Sub1 carboxy-terminal region is important for the functional interaction with Rpb4/7. (A) Left panel: Chromatin immunoprecipitation (ChIP) analyses were performed using wt and sub1ΔCT-HA strains expressing Sub1–HA. Sub1 binding to the promoter (P) of three constitutively expressed genes, PMA1, PGK1, PYK1 and the inducible gene IMD2 was examined by qPCR. Results were quantitated (as in figure 3), and relative Sub1–HA binding in sub1ΔCT-HA cells is plotted relative to that in wt cells (set equal to 100).

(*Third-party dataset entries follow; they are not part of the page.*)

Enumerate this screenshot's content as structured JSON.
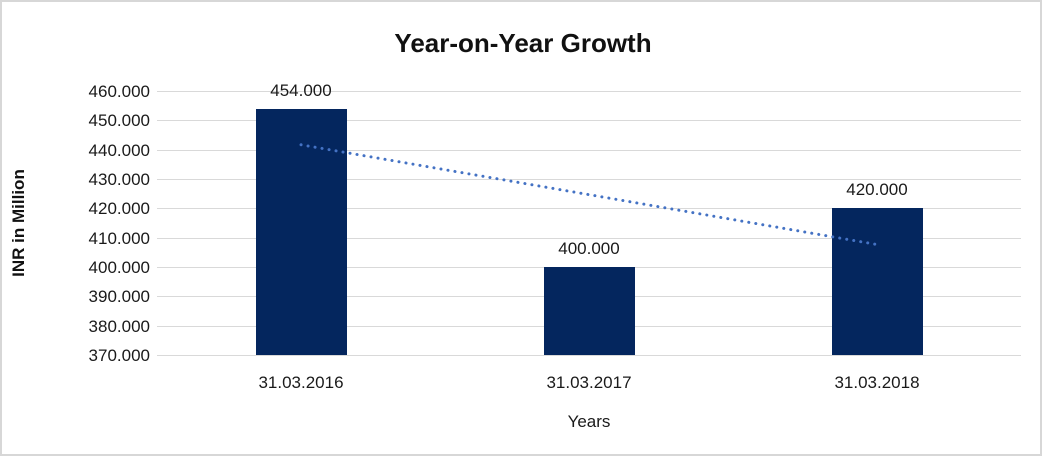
{
  "chart_data": {
    "type": "bar",
    "title": "Year-on-Year Growth",
    "xlabel": "Years",
    "ylabel": "INR in Million",
    "categories": [
      "31.03.2016",
      "31.03.2017",
      "31.03.2018"
    ],
    "values": [
      454,
      400,
      420
    ],
    "value_labels": [
      "454.000",
      "400.000",
      "420.000"
    ],
    "ylim": [
      370,
      460
    ],
    "ytick_values": [
      460,
      450,
      440,
      430,
      420,
      410,
      400,
      390,
      380,
      370
    ],
    "ytick_labels": [
      "460.000",
      "450.000",
      "440.000",
      "430.000",
      "420.000",
      "410.000",
      "400.000",
      "390.000",
      "380.000",
      "370.000"
    ],
    "grid": true,
    "legend": "none",
    "colors": {
      "bar": "#04265e",
      "trendline": "#4472c4",
      "gridline": "#d9d9d9",
      "frame_border": "#d7d7d7",
      "text": "#1a1a1a"
    },
    "trendline": {
      "style": "dotted",
      "start_value": 441.67,
      "end_value": 407.67,
      "description": "linear trendline from first to last category center"
    }
  }
}
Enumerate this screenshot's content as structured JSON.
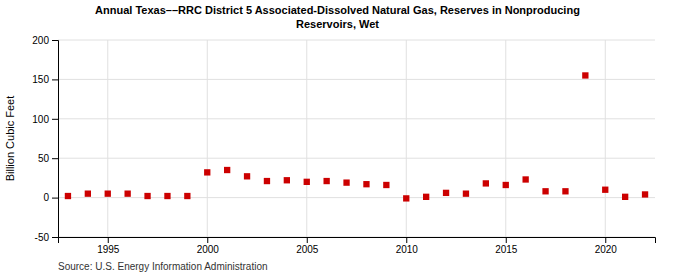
{
  "chart_data": {
    "type": "scatter",
    "title": "Annual Texas––RRC District 5 Associated-Dissolved Natural Gas, Reserves in Nonproducing\nReservoirs, Wet",
    "ylabel": "Billion Cubic Feet",
    "source": "Source: U.S. Energy Information Administration",
    "x": [
      1993,
      1994,
      1995,
      1996,
      1997,
      1998,
      1999,
      2000,
      2001,
      2002,
      2003,
      2004,
      2005,
      2006,
      2007,
      2008,
      2009,
      2010,
      2011,
      2012,
      2013,
      2014,
      2015,
      2016,
      2017,
      2018,
      2019,
      2020,
      2021,
      2022
    ],
    "values": [
      2,
      5,
      5,
      5,
      2,
      2,
      2,
      32,
      35,
      27,
      21,
      22,
      20,
      21,
      19,
      17,
      16,
      -1,
      1,
      6,
      5,
      18,
      16,
      23,
      8,
      8,
      155,
      10,
      1,
      4
    ],
    "color": "#cc0000",
    "marker": "square",
    "xlim": [
      1992.5,
      2022.5
    ],
    "xticks": [
      1995,
      2000,
      2005,
      2010,
      2015,
      2020
    ],
    "ylim": [
      -50,
      200
    ],
    "yticks": [
      -50,
      0,
      50,
      100,
      150,
      200
    ],
    "grid": true
  }
}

Right panel, Chromatin immunoprecipitation (ChIP) analyses were performed using wt, SUB1 deletion mutant (sub1Δ), and the DNA binding mutant sub1-FRN54-56AGG. (B) Genetic interaction between sub1ΔCT and rpb4Δ. SUB1 deletion partially suppresses the slow growth phenotype of rpb4Δ strain at 28 and 34°C in rich medium. Serial dilutions (1:10) of wt and mutant strains were spotted on rich medium and grown for 2–3 days at the indicated temperatures. (C) There is no genetic interaction between the ssDNA binding domain of Sub1 and RPB4. Serial dilutions (1:10) of the indicated strains were spotted on selective SC medium and grown for 2–3 days at the indicated temperatures. (D) ChIP analyses were performed in wt and rpb4Δ cells expressing Sub1ΔCT-HA protein.